The oil and energy boom has taken such a toll on Texas roads that the Texas DOT is converting some asphalt roads back to gravel roads, since there are no funds to maintain them as higher grade roadways.
The Texas Tribune:
http://www.texastribune.org/2013/08/19/conversion-of-roads-to-gravel-met-with-concern/
...The sharp increase in heavy traffic from a historic oil boom has damaged many farm-to-market roads in South and East Texas. The damage related to energy development has become so extensive that state and local authorities lack the funding to make all the repairs. Last month, the Texas Department of Transportation announced plans to convert more than 80 miles of paved roads to gravel. The conversions are expected to start Monday, TxDOT officials said. But the plan has been met with criticism from lawmakers and some of the farmers and ranchers who live near those roads.
"Since paving roads is too expensive and there is not enough funding to repave them all, our only other option to make them safer is to turn them into gravel roads," TxDOT spokesman David Glessner said.
Dimmit County, near the Texas-Mexico border, will be hit hardest by TxDOT’s decision. More than 30 miles of the county’s farm-to-market roads are slated to be turned to gravel.
“We want the state to continue to maintain those roads as they are now,” said Dimmit County Commissioner Mike Uriegas.
In the final days of the 83rd regular legislative session, lawmakers found $225 million to repair county roads affected by energy development, and the same amount for repairs to state-owned roads. That funding, though, was only a temporary fix. Efforts to increase taxes on the companies that are profiting from the energy boom to cover the road repair costs failed to gain traction. TxDOT said repairing and maintaining the oil field roads into the future will cost about $1 billion a year in additional funding.
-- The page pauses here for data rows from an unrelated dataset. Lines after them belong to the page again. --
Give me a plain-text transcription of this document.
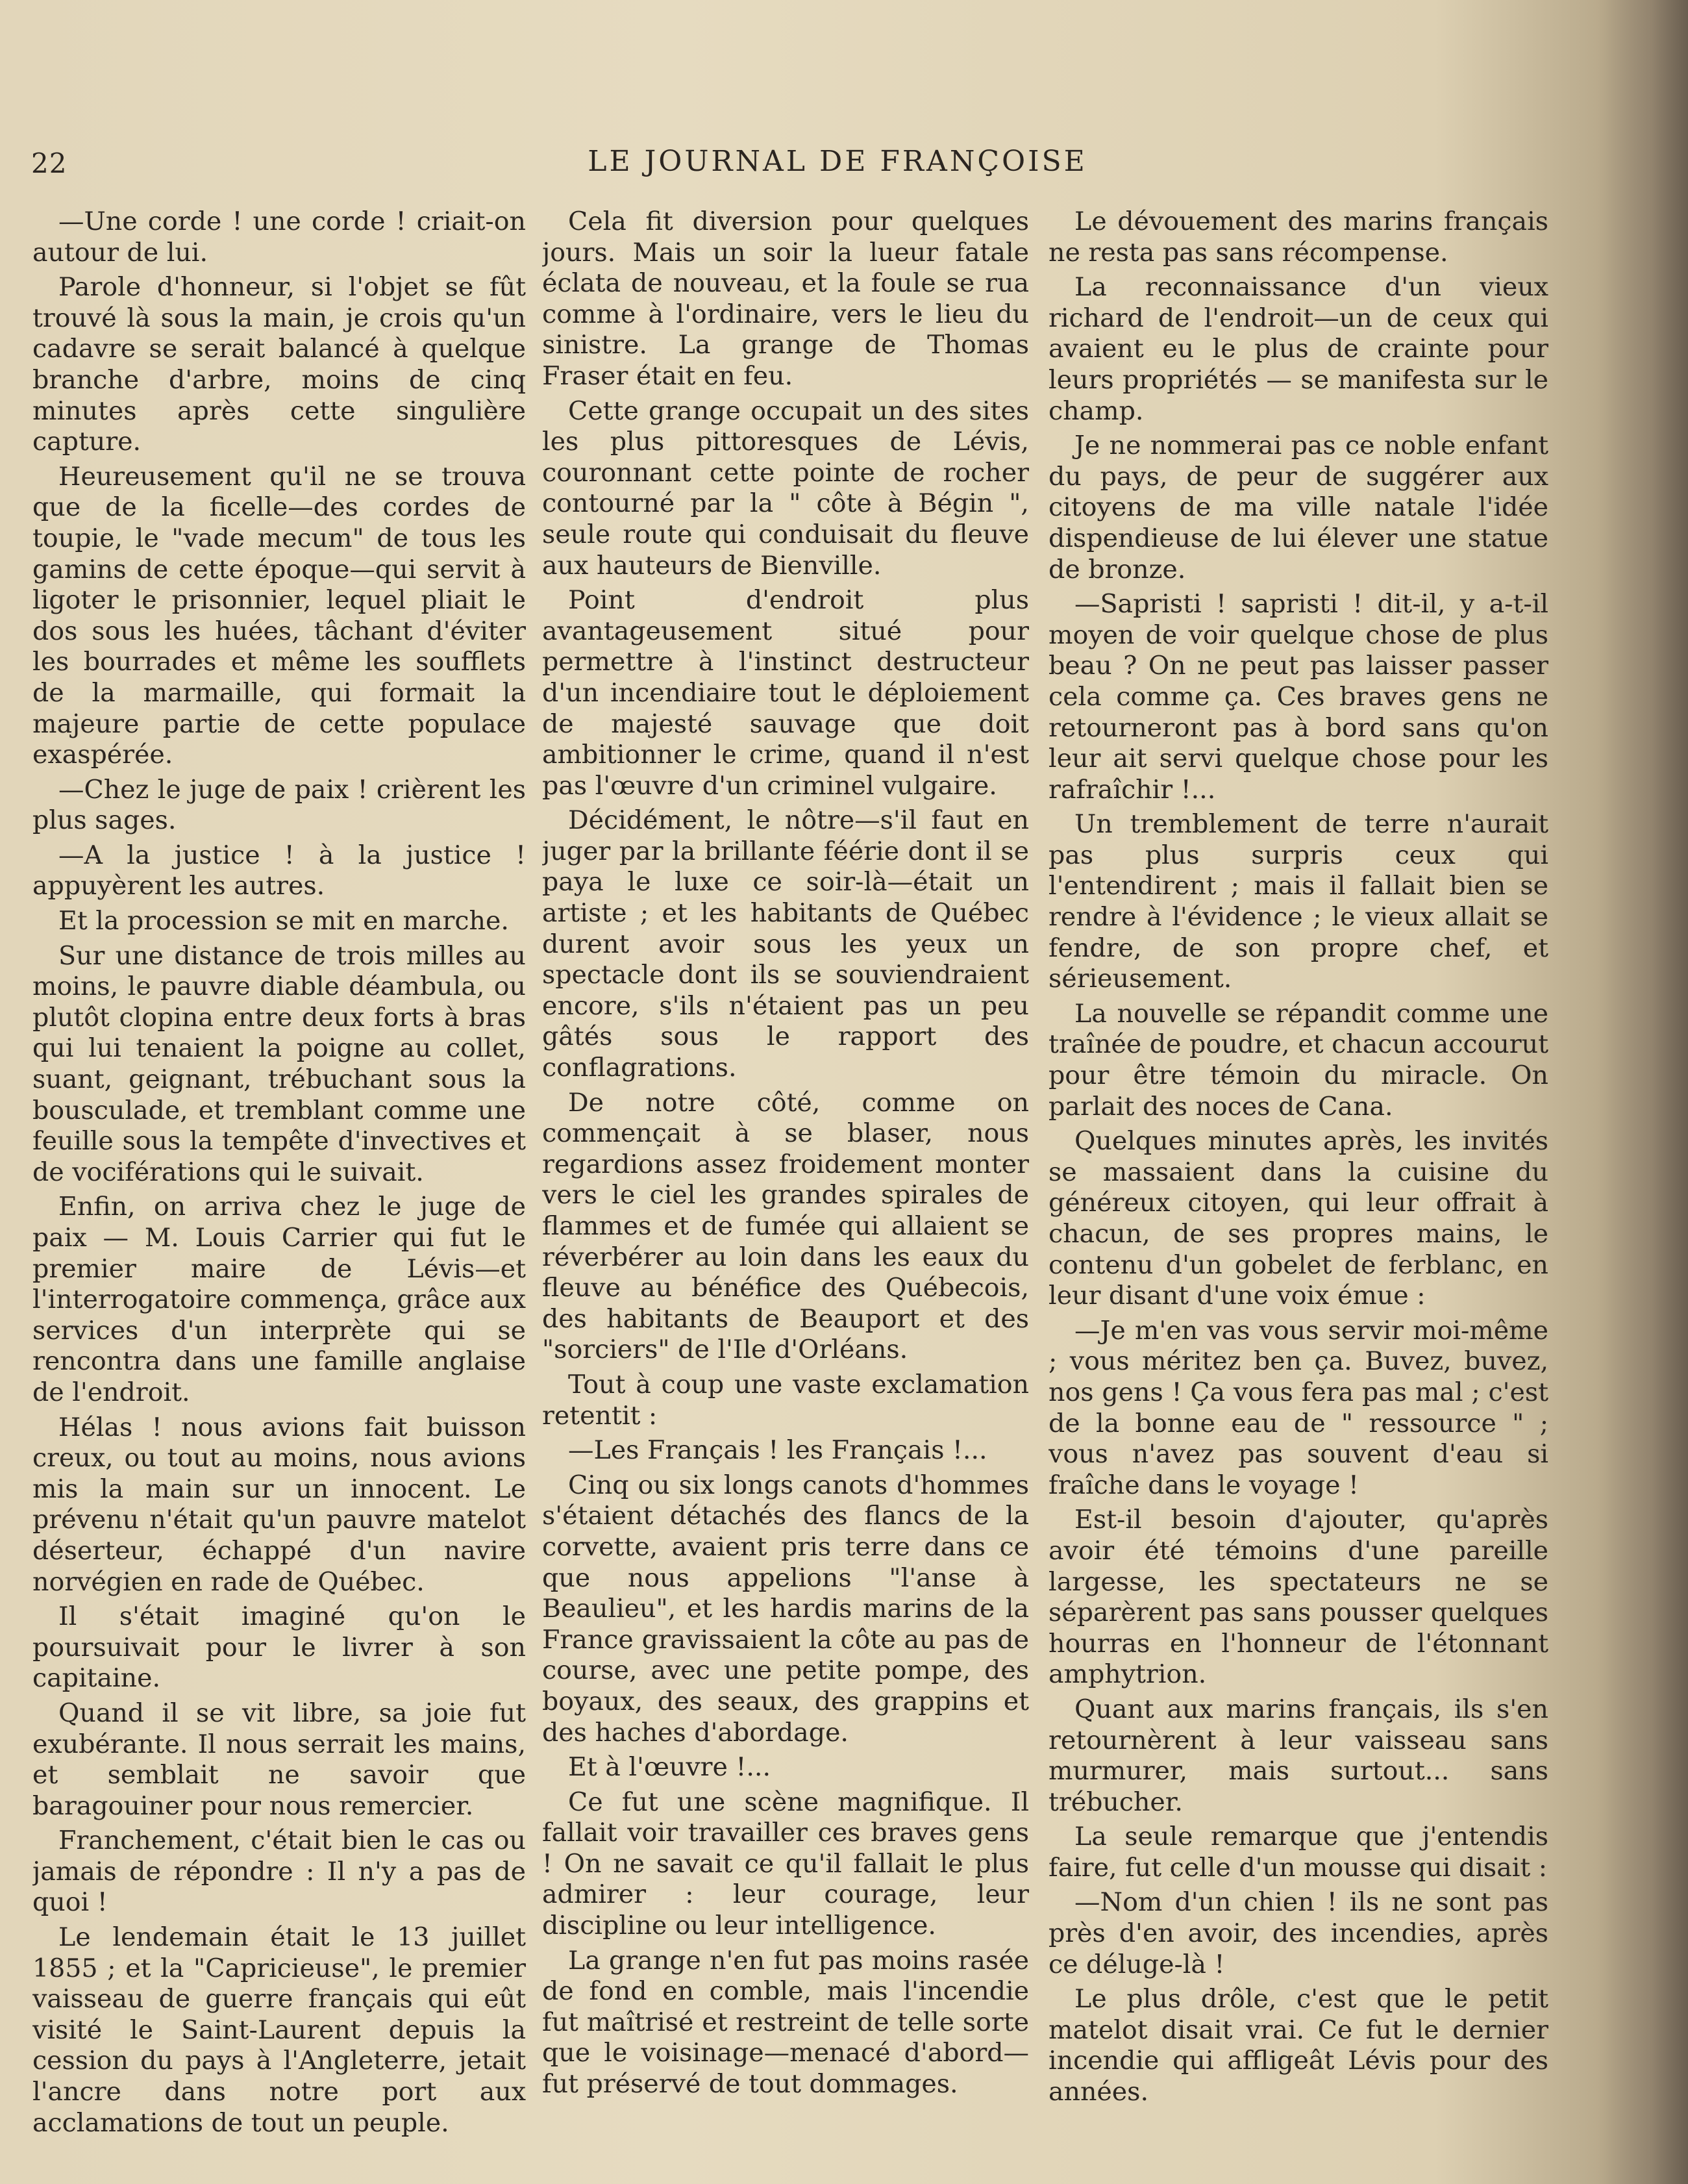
22	LE JOURNAL DE FRANÇOISE

—Une corde ! une corde ! criait-on autour de lui.

Parole d'honneur, si l'objet se fût trouvé là sous la main, je crois qu'un cadavre se serait balancé à quelque branche d'arbre, moins de cinq minutes après cette singulière capture.

Heureusement qu'il ne se trouva que de la ficelle—des cordes de toupie, le "vade mecum" de tous les gamins de cette époque—qui servit à ligoter le prisonnier, lequel pliait le dos sous les huées, tâchant d'éviter les bourrades et même les soufflets de la marmaille, qui formait la majeure partie de cette populace exaspérée.

—Chez le juge de paix ! crièrent les plus sages.

—A la justice ! à la justice ! appuyèrent les autres.

Et la procession se mit en marche.

Sur une distance de trois milles au moins, le pauvre diable déambula, ou plutôt clopina entre deux forts à bras qui lui tenaient la poigne au collet, suant, geignant, trébuchant sous la bousculade, et tremblant comme une feuille sous la tempête d'invectives et de vociférations qui le suivait.

Enfin, on arriva chez le juge de paix — M. Louis Carrier qui fut le premier maire de Lévis—et l'interrogatoire commença, grâce aux services d'un interprète qui se rencontra dans une famille anglaise de l'endroit.

Hélas ! nous avions fait buisson creux, ou tout au moins, nous avions mis la main sur un innocent. Le prévenu n'était qu'un pauvre matelot déserteur, échappé d'un navire norvégien en rade de Québec.

Il s'était imaginé qu'on le poursuivait pour le livrer à son capitaine.

Quand il se vit libre, sa joie fut exubérante. Il nous serrait les mains, et semblait ne savoir que baragouiner pour nous remercier.

Franchement, c'était bien le cas ou jamais de répondre : Il n'y a pas de quoi !

Le lendemain était le 13 juillet 1855 ; et la "Capricieuse", le premier vaisseau de guerre français qui eût visité le Saint-Laurent depuis la cession du pays à l'Angleterre, jetait l'ancre dans notre port aux acclamations de tout un peuple.

Cela fit diversion pour quelques jours. Mais un soir la lueur fatale éclata de nouveau, et la foule se rua comme à l'ordinaire, vers le lieu du sinistre. La grange de Thomas Fraser était en feu.

Cette grange occupait un des sites les plus pittoresques de Lévis, couronnant cette pointe de rocher contourné par la " côte à Bégin ", seule route qui conduisait du fleuve aux hauteurs de Bienville.

Point d'endroit plus avantageusement situé pour permettre à l'instinct destructeur d'un incendiaire tout le déploiement de majesté sauvage que doit ambitionner le crime, quand il n'est pas l'œuvre d'un criminel vulgaire.

Décidément, le nôtre—s'il faut en juger par la brillante féérie dont il se paya le luxe ce soir-là—était un artiste ; et les habitants de Québec durent avoir sous les yeux un spectacle dont ils se souviendraient encore, s'ils n'étaient pas un peu gâtés sous le rapport des conflagrations.

De notre côté, comme on commençait à se blaser, nous regardions assez froidement monter vers le ciel les grandes spirales de flammes et de fumée qui allaient se réverbérer au loin dans les eaux du fleuve au bénéfice des Québecois, des habitants de Beauport et des "sorciers" de l'Ile d'Orléans.

Tout à coup une vaste exclamation retentit :

—Les Français ! les Français !...

Cinq ou six longs canots d'hommes s'étaient détachés des flancs de la corvette, avaient pris terre dans ce que nous appelions "l'anse à Beaulieu", et les hardis marins de la France gravissaient la côte au pas de course, avec une petite pompe, des boyaux, des seaux, des grappins et des haches d'abordage.

Et à l'œuvre !...

Ce fut une scène magnifique. Il fallait voir travailler ces braves gens ! On ne savait ce qu'il fallait le plus admirer : leur courage, leur discipline ou leur intelligence.

La grange n'en fut pas moins rasée de fond en comble, mais l'incendie fut maîtrisé et restreint de telle sorte que le voisinage—menacé d'abord—fut préservé de tout dommages.

Le dévouement des marins français ne resta pas sans récompense.

La reconnaissance d'un vieux richard de l'endroit—un de ceux qui avaient eu le plus de crainte pour leurs propriétés — se manifesta sur le champ.

Je ne nommerai pas ce noble enfant du pays, de peur de suggérer aux citoyens de ma ville natale l'idée dispendieuse de lui élever une statue de bronze.

—Sapristi ! sapristi ! dit-il, y a-t-il moyen de voir quelque chose de plus beau ? On ne peut pas laisser passer cela comme ça. Ces braves gens ne retourneront pas à bord sans qu'on leur ait servi quelque chose pour les rafraîchir !...

Un tremblement de terre n'aurait pas plus surpris ceux qui l'entendirent ; mais il fallait bien se rendre à l'évidence ; le vieux allait se fendre, de son propre chef, et sérieusement.

La nouvelle se répandit comme une traînée de poudre, et chacun accourut pour être témoin du miracle. On parlait des noces de Cana.

Quelques minutes après, les invités se massaient dans la cuisine du généreux citoyen, qui leur offrait à chacun, de ses propres mains, le contenu d'un gobelet de ferblanc, en leur disant d'une voix émue :

—Je m'en vas vous servir moi-même ; vous méritez ben ça. Buvez, buvez, nos gens ! Ça vous fera pas mal ; c'est de la bonne eau de " ressource " ; vous n'avez pas souvent d'eau si fraîche dans le voyage !

Est-il besoin d'ajouter, qu'après avoir été témoins d'une pareille largesse, les spectateurs ne se séparèrent pas sans pousser quelques hourras en l'honneur de l'étonnant amphytrion.

Quant aux marins français, ils s'en retournèrent à leur vaisseau sans murmurer, mais surtout... sans trébucher.

La seule remarque que j'entendis faire, fut celle d'un mousse qui disait :

—Nom d'un chien ! ils ne sont pas près d'en avoir, des incendies, après ce déluge-là !

Le plus drôle, c'est que le petit matelot disait vrai. Ce fut le dernier incendie qui affligeât Lévis pour des années.
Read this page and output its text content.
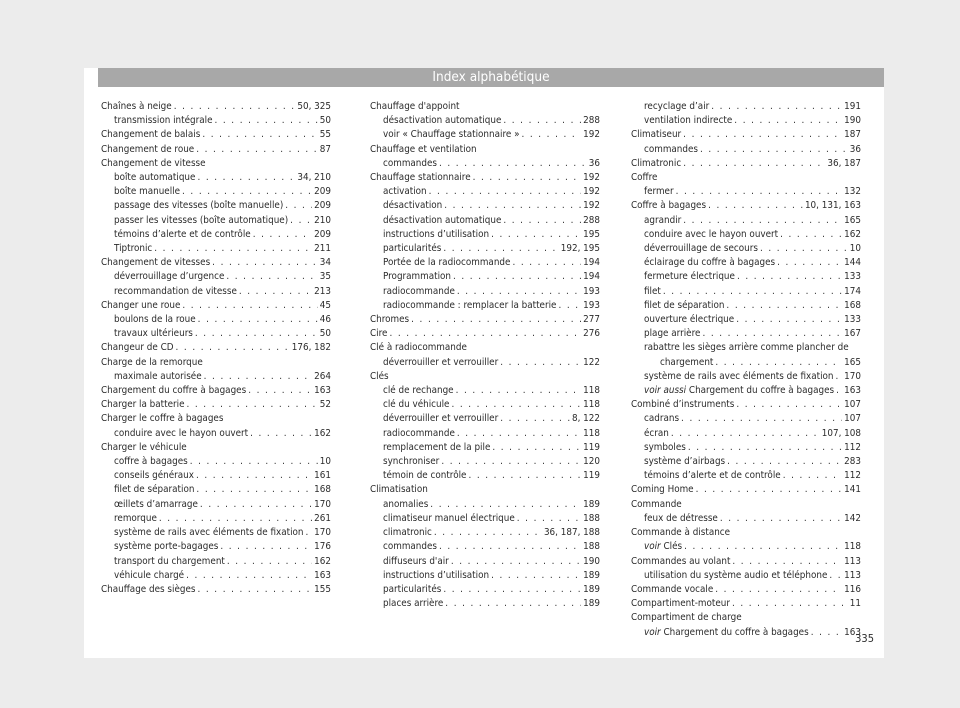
Index alphabétique
Chaînes à neige . . .	50, 325
transmission intégrale . . .	50
Changement de balais . . .	55
Changement de roue . . .	87
Changement de vitesse
boîte automatique . . .	34, 210
boîte manuelle . . .	209
passage des vitesses (boîte manuelle) . . .	209
passer les vitesses (boîte automatique) . . .	210
témoins d’alerte et de contrôle . . .	209
Tiptronic . . .	211
Changement de vitesses . . .	34
déverrouillage d’urgence . . .	35
recommandation de vitesse . . .	213
Changer une roue . . .	45
boulons de la roue . . .	46
travaux ultérieurs . . .	50
Changeur de CD . . .	176, 182
Charge de la remorque
maximale autorisée . . .	264
Chargement du coffre à bagages . . .	163
Charger la batterie . . .	52
Charger le coffre à bagages
conduire avec le hayon ouvert . . .	162
Charger le véhicule
coffre à bagages . . .	10
conseils généraux . . .	161
filet de séparation . . .	168
œillets d’amarrage . . .	170
remorque . . .	261
système de rails avec éléments de fixation . . . 170
système porte-bagages . . .	176
transport du chargement . . .	162
véhicule chargé . . .	163
Chauffage des sièges . . .	155
Chauffage d'appoint
désactivation automatique . . .	288
voir « Chauffage stationnaire » . . .	192
Chauffage et ventilation
commandes . . .	36
Chauffage stationnaire . . .	192
activation . . .	192
désactivation . . .	192
désactivation automatique . . .	288
instructions d’utilisation . . .	195
particularités . . .	192, 195
Portée de la radiocommande . . .	194
Programmation . . .	194
radiocommande . . .	193
radiocommande : remplacer la batterie . . .	193
Chromes . . .	277
Cire . . .	276
Clé à radiocommande
déverrouiller et verrouiller . . .	122
Clés
clé de rechange . . .	118
clé du véhicule . . .	118
déverrouiller et verrouiller . . .	8, 122
radiocommande . . .	118
remplacement de la pile . . .	119
synchroniser . . .	120
témoin de contrôle . . .	119
Climatisation
anomalies . . .	189
climatiseur manuel électrique . . .	188
climatronic . . .	36, 187, 188
commandes . . .	188
diffuseurs d'air . . .	190
instructions d’utilisation . . .	189
particularités . . .	189
places arrière . . .	189
recyclage d’air . . .	191
ventilation indirecte . . .	190
Climatiseur . . .	187
commandes . . .	36
Climatronic . . .	36, 187
Coffre
fermer . . .	132
Coffre à bagages . . .	10, 131, 163
agrandir . . .	165
conduire avec le hayon ouvert . . .	162
déverrouillage de secours . . .	10
éclairage du coffre à bagages . . .	144
fermeture électrique . . .	133
filet . . .	174
filet de séparation . . .	168
ouverture électrique . . .	133
plage arrière . . .	167
rabattre les sièges arrière comme plancher de
chargement . . .	165
système de rails avec éléments de fixation . . . 170
voir aussi Chargement du coffre à bagages . . . 163
Combiné d’instruments . . .	107
cadrans . . .	107
écran . . .	107, 108
symboles . . .	112
système d’airbags . . .	283
témoins d’alerte et de contrôle . . .	112
Coming Home . . .	141
Commande
feux de détresse . . .	142
Commande à distance
voir Clés . . .	118
Commandes au volant . . .	113
utilisation du système audio et téléphone . . . 113
Commande vocale . . .	116
Compartiment-moteur . . .	11
Compartiment de charge
voir Chargement du coffre à bagages . . .	163
335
The conversions will affect roads in four South Texas counties — Live Oak, Dimmit, LaSalle and Zavala — and two West Texas counties — Reeves and Culberson. Glessner said the farm-to-market roads that will be turned to gravel were picked, in part, because they are rural routes that are ineligible for federal funds.
State Sen. Carlos Uresti, D-San Antonio, whose district includes Dimmit County, is one of the harshest critics of the conversions. He said TxDOT did not consult lawmakers and community leaders before unveiling the plan.
“By failing to do so, the agency imposed a unilateral solution on these communities with no notice, no opportunity to seek alternative solutions, and no clear understanding of what to expect in the future,” he said in a statement...
Crushed stone roads are good roads, and if properly maintained the worst said about them is the dust in summer. However, a road grader should be readily available, since they do tend to "washboard" rather quickly.
I used to sell crushed stone for roads. They are dear to my heart.
What we see here is a "famine in the midst of plenty".
I just had a post a few days ago about how important roads were in the view of those of the 19th century: bad roads on election day means voters lose the chance to vote. Roads are the blood vessels of the body politic.
( see http://fatherdaughtertalk.blogspot.com/2013/08/voters-rights-and-ease-of-voting.html )
In Texas, the problem is Economic Boom and an unwillingness to fund the road required; boom, not bust; there is an unwillingness or inability to maintain essential infrastructure, since infrastructure is long-term and the boom will pay off near-term.
So the roads are allowed to relapse into a state less capable of high load-bearing and requiring constant grooming and application of calcium chloride to keep the dust down - an environmental and health concern.
It will be the farmers and small land-holders by the side of the roads that will suffer, not the Oil companies, not the Legislature.
The budget will be balanced upon the brawny backs of the less wealthy and the less powerful... which is what I have always said.